Saturday, March 31, 2007

Works of Art



Butterflies are everywhere in the jungle! I had to chase after these and take about 30 pix to get these shots. Thank goodness for digital cameras!

Thursday, March 22, 2007

It's a Jungle out there!

Last weekend I spent my first night in the jungle! Traveling down the eastern slope of the Andes, we reached Tingo Maria in just 3 hours.

We spent about 30 minutes waiting for these two bus drivers who were nose to nose in the middle of landslide debris. I heard that's not very long to wait for someone to back up. Ironically they were from the same bus company, but neither driver felt he should be the one to move. You can imagine that nobody gets very far down the road when cars are line d up single file yet facing both directions!
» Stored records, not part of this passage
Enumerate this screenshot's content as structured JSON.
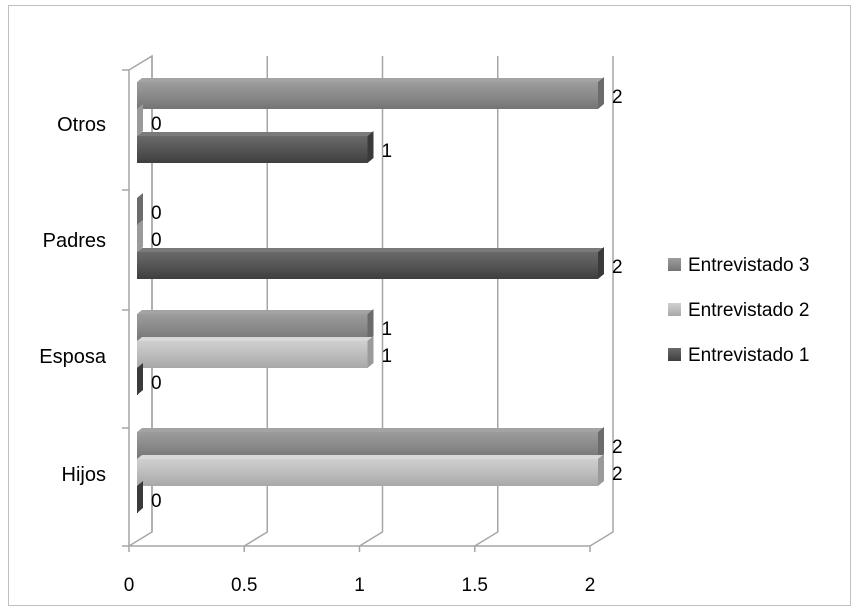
{
  "chart_data": {
    "type": "bar",
    "orientation": "horizontal",
    "style": "3d-clustered",
    "categories": [
      "Hijos",
      "Esposa",
      "Padres",
      "Otros"
    ],
    "series": [
      {
        "name": "Entrevistado 1",
        "color": "#5a5a5a",
        "values": [
          0,
          0,
          2,
          1
        ]
      },
      {
        "name": "Entrevistado 2",
        "color": "#bdbdbd",
        "values": [
          2,
          1,
          0,
          0
        ]
      },
      {
        "name": "Entrevistado 3",
        "color": "#8c8c8c",
        "values": [
          2,
          1,
          0,
          2
        ]
      }
    ],
    "xlim": [
      0,
      2
    ],
    "xticks": [
      "0",
      "0.5",
      "1",
      "1.5",
      "2"
    ],
    "grid": true,
    "data_labels": true,
    "legend": "right",
    "legend_order": [
      "Entrevistado 3",
      "Entrevistado 2",
      "Entrevistado 1"
    ]
  }
}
Emily and Katie, two friends who work with Paz y Esperanza (see blog about the River Swing), came with the Bensons and I. It was a great break from "the routine", which doesn't feel much like a routine yet. :) I'll post more jungle pix and stories soon!

Monday, March 19, 2007

Graduation Night!

I first met these four CEFMA graduates when I took a Quechua grammer class my first week in Huanuco. A few Fridays ago, they graduated from the CEFMA program, which is 3 summers long, and prepares them for service in missions here or around the world. The theme was from Hudson Taylor's life, which is really exciting for me because my greatest dream for these people groups is to see them reaching the world for Christ! Everyone wore the traditional dress from their area. (Check out the 2 different styles and colors of hats the women are wearing. Hats and the patterns and colors of clothes are among the clues you can use to know what part of the Andes someone is from, even before they open their mouth. Just in case you are wondering, no one ever thinks I might be from around here, and they usually guess correctly that I'm from the States!)

Friday, March 09, 2007

Training teachers

2 weeks ago we held the next in a series of workshops for 14 Huamalies Quechua women. They are being trained in adult education and Bible study, and will be teaching workshops for another 60 women over the next 6 months. These 60 women are leaders in their churches and they will be teaching at least another 500 women between now and December. What a great chance to empower these women to teach and train others! It's also thrilling to know that, for the first time, these hundreds of women will get to study the Bible in their own language!

Photos: Jan leading a lesson planning session; Bottom left: Keila, a new friend!; Bottom right: Celestina practicing teaching


Monday, March 05, 2007

Adventura!

Yes, that’s me, out over the river! I’m riding in what they call a “river swing”. Really it’s a metal chair on a pulley system, so the guy across the river can haul people over to his side of the river. I had taken a bus to a spot about 30 minutes out of Huánuco, where my friend Elena and I got off. We shimmied down the hillside to the river swing, Elena in heels! Once across the river, we crossed a few fields and then reached our destination: the Paz y Esperanza camp. It’s basically a retreat center for this group that works toward justice and restoration for those that have been abused-- physically, emotionally, or politically (i.e., restitution from the years of terrorism).

During the summer (Dec-Feb in Peru), they hold camps for different age groups where kids to adults can play, let down their guard and hopefully grow. I enjoyed seeing the age group for this week (adolescents) playing with each other, sneaking into the swimming pool, working on art projects…and was moved when I heard that they had all started the week-long camp pretty shy and withdrawn.

The trip back home was the most eventful part though. We’d picked the day of a transportation strike to visit the camp, so once we’d hiked back to the river, crossed it on the river swing, clamored back up the hillside, we couldn’t find a bus to catch. We waited and waited, hoping. After my friend started talking about needing to stay near this one home we’d seen and not walking down the road (which I was thinking would be more fun than standing around), I realized we probably didn’t want to be out on a rural highway alone at night.

Since the sun had already set, we decided to go into high gear. Our only hope: hitchhiking. I rolled up my sleeves so my blindingly white skin had the best chance of literally blinding drivers off the road. ;) After waiving, jumping and miming our problem to 20 different drivers, we were getting desperate. The truck that finally stopped? I think I almost pulled it off the road myself. Our angels of mercy were seven guys heading back from a day of work in a big, beat-up farm truck. I was glad for a chatty, native-Peruvian companion, and that God held back the rain until just after we got inside the truck!